Eine Klassifikation von Textabschnitten ist im DH-Kontext häufig „under construction“, da vorliegende Verfahren viele Varianten aufweisen, aber nicht domänen-spezifisch genug sind. Deshalb ist stets eine Evaluation mit dem konkreten Datensatz nötig. Zudem sind bei besonders kontextabhängigen Tasks, für die Sentimentanalysen ein verbreitetes Beispiel sind, Deep-Learning-Methoden performanter, dafür aber weniger interpretierbar als bspw. Lexikon-basierte Verfahren (Singh und Singh, 2021; Schmidt et al., 2022; Rebora et al., 2023). Eine mögliche Lösung sind Explainability-Modelle wie LIME (Ribeiro et al., 2016), SHAP (Lundberg und Lee, 2017) oder Transformer-Explainability (Chefer et al., 2021). Allerdings erfordern diese mitunter mehr Rechenleistung als das Finetuning eines Klassifikationsmodells (Brookshire und Reiter, 2024, 99f.). Nichtsdestotrotz lassen sie sich in einen an das Scalable Reading (vgl. Weitin 2017) angelehnten Workflow einbinden, mit dem Analysen iterativ in ihrer Validität verbessert werden können.
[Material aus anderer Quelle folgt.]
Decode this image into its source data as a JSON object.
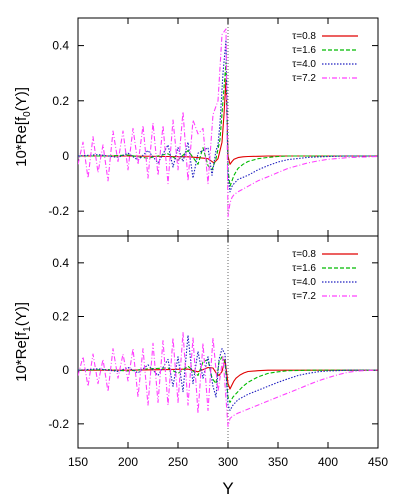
{
  "colors": {
    "tau_0_8": "#e00000",
    "tau_1_6": "#00bb00",
    "tau_4_0": "#2020c0",
    "tau_7_2": "#ff40ff",
    "reference_line": "#000000"
  },
  "shared_xlabel": "Y",
  "chart_data": [
    {
      "type": "line",
      "ylabel": "10*Re[f₀(Y)]",
      "ylabel_main": "10*Re[f",
      "ylabel_sub": "0",
      "ylabel_tail": "(Y)]",
      "xlim": [
        150,
        450
      ],
      "ylim": [
        -0.29,
        0.5
      ],
      "xticks": [
        150,
        200,
        250,
        300,
        350,
        400,
        450
      ],
      "yticks": [
        -0.2,
        0,
        0.2,
        0.4
      ],
      "ytick_labels": [
        "-0.2",
        "0",
        "0.2",
        "0.4"
      ],
      "show_xtick_labels": false,
      "reference_x": 300,
      "legend_position": "top-right",
      "series": [
        {
          "name": "τ=0.8",
          "color_key": "tau_0_8",
          "style": "solid",
          "x": [
            150,
            200,
            240,
            260,
            270,
            280,
            286,
            290,
            294,
            296,
            298,
            300,
            302,
            304,
            306,
            310,
            315,
            320,
            330,
            340,
            360,
            400,
            450
          ],
          "y": [
            0,
            0,
            -0.002,
            -0.003,
            -0.006,
            -0.01,
            -0.025,
            -0.01,
            0.05,
            0.15,
            0.28,
            0.0,
            -0.03,
            -0.02,
            -0.012,
            -0.006,
            -0.003,
            -0.002,
            -0.001,
            0,
            0,
            0,
            0
          ]
        },
        {
          "name": "τ=1.6",
          "color_key": "tau_1_6",
          "style": "dashed",
          "x": [
            150,
            180,
            200,
            220,
            240,
            250,
            260,
            270,
            275,
            280,
            284,
            288,
            292,
            295,
            298,
            300,
            302,
            304,
            306,
            310,
            315,
            320,
            330,
            340,
            350,
            360,
            380,
            400,
            450
          ],
          "y": [
            0,
            0,
            0.003,
            -0.008,
            0.008,
            -0.015,
            0.02,
            -0.03,
            0.03,
            -0.035,
            -0.05,
            -0.01,
            0.06,
            0.2,
            0.34,
            -0.05,
            -0.11,
            -0.09,
            -0.07,
            -0.045,
            -0.03,
            -0.02,
            -0.01,
            -0.005,
            -0.002,
            0,
            0,
            0,
            0
          ]
        },
        {
          "name": "τ=4.0",
          "color_key": "tau_4_0",
          "style": "dotted",
          "x": [
            150,
            170,
            190,
            200,
            210,
            220,
            230,
            240,
            245,
            250,
            255,
            260,
            265,
            270,
            275,
            280,
            284,
            288,
            290,
            292,
            295,
            298,
            300,
            302,
            304,
            306,
            310,
            320,
            330,
            340,
            350,
            360,
            380,
            400,
            420,
            450
          ],
          "y": [
            0,
            0.005,
            -0.005,
            0.01,
            -0.015,
            0.02,
            -0.025,
            0.04,
            -0.04,
            0.03,
            -0.02,
            0.05,
            -0.08,
            0.01,
            0.02,
            0.03,
            -0.07,
            0.02,
            0.04,
            0.12,
            0.3,
            0.42,
            -0.07,
            -0.13,
            -0.11,
            -0.1,
            -0.085,
            -0.07,
            -0.05,
            -0.035,
            -0.022,
            -0.013,
            -0.005,
            -0.002,
            0,
            0
          ]
        },
        {
          "name": "τ=7.2",
          "color_key": "tau_7_2",
          "style": "dashdot",
          "x": [
            150,
            155,
            160,
            165,
            170,
            175,
            180,
            185,
            190,
            195,
            200,
            205,
            210,
            215,
            220,
            225,
            230,
            235,
            240,
            245,
            250,
            255,
            260,
            265,
            270,
            275,
            280,
            285,
            290,
            294,
            298,
            300,
            302,
            304,
            306,
            310,
            320,
            330,
            340,
            350,
            360,
            370,
            380,
            390,
            400,
            420,
            450
          ],
          "y": [
            -0.03,
            0.05,
            -0.08,
            0.07,
            -0.06,
            0.04,
            -0.09,
            0.09,
            -0.02,
            0.09,
            -0.05,
            0.1,
            -0.03,
            0.11,
            -0.08,
            0.12,
            -0.07,
            0.11,
            -0.1,
            0.13,
            -0.05,
            0.16,
            -0.09,
            0.13,
            0.08,
            0.1,
            -0.1,
            0.15,
            0.2,
            0.44,
            0.46,
            -0.22,
            -0.17,
            -0.15,
            -0.14,
            -0.13,
            -0.11,
            -0.09,
            -0.075,
            -0.06,
            -0.045,
            -0.035,
            -0.025,
            -0.018,
            -0.012,
            -0.006,
            -0.002
          ]
        }
      ]
    },
    {
      "type": "line",
      "ylabel": "10*Re[f₁(Y)]",
      "ylabel_main": "10*Re[f",
      "ylabel_sub": "1",
      "ylabel_tail": "(Y)]",
      "xlabel": "Y",
      "xlim": [
        150,
        450
      ],
      "ylim": [
        -0.29,
        0.5
      ],
      "xticks": [
        150,
        200,
        250,
        300,
        350,
        400,
        450
      ],
      "xtick_labels": [
        "150",
        "200",
        "250",
        "300",
        "350",
        "400",
        "450"
      ],
      "yticks": [
        -0.2,
        0,
        0.2,
        0.4
      ],
      "ytick_labels": [
        "-0.2",
        "0",
        "0.2",
        "0.4"
      ],
      "show_xtick_labels": true,
      "reference_x": 300,
      "legend_position": "top-right",
      "series": [
        {
          "name": "τ=0.8",
          "color_key": "tau_0_8",
          "style": "solid",
          "x": [
            150,
            200,
            240,
            260,
            270,
            280,
            285,
            288,
            291,
            294,
            297,
            300,
            302,
            304,
            306,
            308,
            312,
            316,
            320,
            330,
            340,
            360,
            400,
            450
          ],
          "y": [
            0,
            0,
            0.002,
            0.004,
            -0.006,
            0.01,
            0.008,
            -0.01,
            -0.02,
            -0.005,
            0.04,
            -0.05,
            -0.07,
            -0.055,
            -0.04,
            -0.03,
            -0.018,
            -0.01,
            -0.005,
            -0.002,
            0,
            0,
            0,
            0
          ]
        },
        {
          "name": "τ=1.6",
          "color_key": "tau_1_6",
          "style": "dashed",
          "x": [
            150,
            180,
            200,
            220,
            240,
            250,
            260,
            270,
            275,
            280,
            284,
            288,
            291,
            294,
            297,
            300,
            302,
            305,
            310,
            315,
            320,
            330,
            340,
            350,
            360,
            380,
            400,
            450
          ],
          "y": [
            0,
            0.002,
            -0.003,
            0.005,
            0.008,
            -0.012,
            0.015,
            -0.02,
            0.03,
            0.04,
            -0.03,
            -0.05,
            0.03,
            0.05,
            0.03,
            -0.1,
            -0.12,
            -0.1,
            -0.08,
            -0.06,
            -0.045,
            -0.025,
            -0.012,
            -0.006,
            -0.002,
            0,
            0,
            0
          ]
        },
        {
          "name": "τ=4.0",
          "color_key": "tau_4_0",
          "style": "dotted",
          "x": [
            150,
            170,
            190,
            200,
            210,
            220,
            230,
            240,
            245,
            250,
            255,
            260,
            265,
            270,
            275,
            280,
            285,
            288,
            291,
            294,
            297,
            300,
            302,
            305,
            310,
            320,
            330,
            340,
            350,
            360,
            370,
            380,
            390,
            400,
            420,
            450
          ],
          "y": [
            0,
            0.005,
            -0.005,
            0.01,
            -0.01,
            0.02,
            -0.02,
            0.04,
            -0.06,
            0.05,
            -0.08,
            0.13,
            -0.05,
            0.07,
            -0.03,
            0.05,
            -0.06,
            -0.1,
            0.04,
            0.08,
            0.06,
            -0.13,
            -0.15,
            -0.13,
            -0.11,
            -0.09,
            -0.075,
            -0.06,
            -0.045,
            -0.032,
            -0.02,
            -0.012,
            -0.006,
            -0.003,
            0,
            0
          ]
        },
        {
          "name": "τ=7.2",
          "color_key": "tau_7_2",
          "style": "dashdot",
          "x": [
            150,
            155,
            160,
            165,
            170,
            175,
            180,
            185,
            190,
            195,
            200,
            205,
            210,
            215,
            220,
            225,
            230,
            235,
            240,
            245,
            250,
            255,
            260,
            265,
            270,
            275,
            280,
            285,
            290,
            295,
            300,
            302,
            305,
            310,
            320,
            330,
            340,
            350,
            360,
            370,
            380,
            390,
            400,
            410,
            420,
            430,
            440,
            450
          ],
          "y": [
            -0.02,
            0.05,
            -0.06,
            0.06,
            -0.05,
            0.04,
            -0.08,
            0.08,
            -0.03,
            0.06,
            -0.04,
            0.08,
            -0.1,
            0.08,
            -0.13,
            0.1,
            -0.12,
            0.11,
            -0.13,
            0.12,
            -0.12,
            0.14,
            -0.13,
            0.12,
            -0.16,
            0.1,
            -0.15,
            0.12,
            -0.08,
            0.05,
            -0.21,
            -0.18,
            -0.17,
            -0.16,
            -0.145,
            -0.13,
            -0.115,
            -0.1,
            -0.085,
            -0.07,
            -0.055,
            -0.04,
            -0.028,
            -0.017,
            -0.008,
            -0.003,
            -0.001,
            0
          ]
        }
      ]
    }
  ]
}
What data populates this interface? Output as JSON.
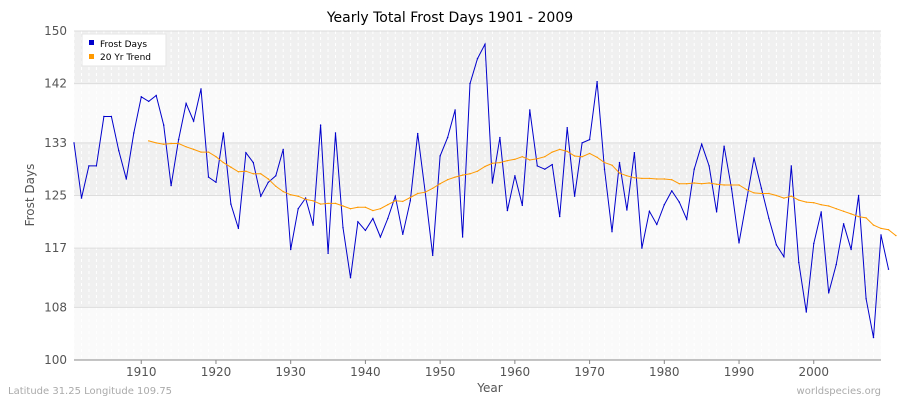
{
  "chart_data": {
    "type": "line",
    "title": "Yearly Total Frost Days 1901 - 2009",
    "xlabel": "Year",
    "ylabel": "Frost Days",
    "xlim": [
      1901,
      2009
    ],
    "ylim": [
      100,
      150
    ],
    "y_ticks": [
      100,
      108,
      117,
      125,
      133,
      142,
      150
    ],
    "x_ticks": [
      1910,
      1920,
      1930,
      1940,
      1950,
      1960,
      1970,
      1980,
      1990,
      2000
    ],
    "grid": true,
    "legend_position": "top-left",
    "colors": {
      "frost": "#0000cc",
      "trend": "#ff9900",
      "band": "#f0f0f0",
      "grid": "#dddddd"
    },
    "series": [
      {
        "name": "Frost Days",
        "color": "#0000cc",
        "start_year": 1901,
        "values": [
          133,
          124.6,
          129.5,
          129.5,
          137,
          137,
          131.8,
          127.5,
          134.5,
          140,
          139.3,
          140.2,
          135.7,
          126.5,
          133.5,
          139,
          136.3,
          141.2,
          127.8,
          127,
          134.5,
          123.7,
          120,
          131.5,
          130,
          124.9,
          127,
          128,
          132,
          116.8,
          123,
          124.6,
          120.5,
          135.7,
          116.2,
          134.5,
          120.1,
          112.5,
          121,
          119.7,
          121.5,
          118.7,
          121.5,
          124.9,
          119.1,
          124.2,
          134.4,
          125.5,
          115.9,
          131,
          133.8,
          138,
          118.7,
          142,
          145.8,
          148,
          126.9,
          133.8,
          122.7,
          128,
          123.5,
          138,
          129.5,
          129,
          129.7,
          121.8,
          135.3,
          124.9,
          133,
          133.5,
          142.3,
          129,
          119.5,
          130,
          122.8,
          131.5,
          117,
          122.6,
          120.6,
          123.6,
          125.7,
          124,
          121.4,
          129,
          132.8,
          129.5,
          122.5,
          132.5,
          126,
          117.8,
          124.2,
          130.7,
          126.1,
          121.5,
          117.5,
          115.7,
          129.5,
          114.8,
          107.3,
          117.7,
          122.5,
          110.2,
          114.5,
          120.7,
          116.8,
          125,
          109.3,
          103.4,
          119,
          113.8
        ]
      },
      {
        "name": "20 Yr Trend",
        "color": "#ff9900",
        "start_year": 1911,
        "values": [
          133.3,
          133,
          132.8,
          132.9,
          132.9,
          132.4,
          132,
          131.6,
          131.6,
          130.9,
          130,
          129.3,
          128.6,
          128.7,
          128.3,
          128.3,
          127.5,
          126.4,
          125.6,
          125.1,
          124.9,
          124.4,
          124.2,
          123.7,
          123.8,
          123.8,
          123.4,
          123,
          123.2,
          123.2,
          122.7,
          123,
          123.6,
          124.2,
          124.1,
          124.7,
          125.3,
          125.5,
          126.1,
          126.8,
          127.4,
          127.8,
          128.1,
          128.3,
          128.7,
          129.4,
          129.9,
          130,
          130.3,
          130.5,
          130.9,
          130.4,
          130.6,
          130.9,
          131.6,
          132,
          131.7,
          131,
          130.9,
          131.4,
          130.8,
          130,
          129.6,
          128.4,
          128,
          127.7,
          127.6,
          127.6,
          127.5,
          127.5,
          127.4,
          126.8,
          126.8,
          126.9,
          126.8,
          126.9,
          126.7,
          126.6,
          126.6,
          126.6,
          125.9,
          125.4,
          125.3,
          125.3,
          125,
          124.6,
          124.9,
          124.3,
          124,
          123.9,
          123.6,
          123.4,
          123,
          122.6,
          122.2,
          121.8,
          121.6,
          120.5,
          120,
          119.8,
          118.9
        ]
      }
    ]
  },
  "footer": {
    "left": "Latitude 31.25 Longitude 109.75",
    "right": "worldspecies.org"
  }
}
Dieser wird im folgenden am Beispiel der Untersuchung von Polaritätsverläufen illustriert, welche sich bei biographischen Daten anbietet (Dennis-Henderson et al., 2020, 96; Koncar et al., 2020, 8–10; Faull und McGuire, 2022, 143f.).

Biographiekorpus

In einer Pilotstudie werden Daten des retrodigitalisierten biographischen Nachschlagewerks Allgemeine Deutsche Biographie (Reinert et al., 2015) nachgenutzt. Es umfasst insgesamt über 25.000 Artikel zu Personen, die vor 1900 geboren sind. Davon werden hier knapp 3.600 Personen, die zwischen 1750 und 1850 geboren und gestorben sind, berücksichtigt. Diese Zahl wurde durch ein teil-randomisiertes Subsampling auf 360 reduziert, welches sicherstellt, dass jeder Text mind. 10 Sätze umfasst. Desweiteren erfolgte als einziger Preprocessing-Schritt eine Satztokenisierung mit stanza (Qi et al., 2020).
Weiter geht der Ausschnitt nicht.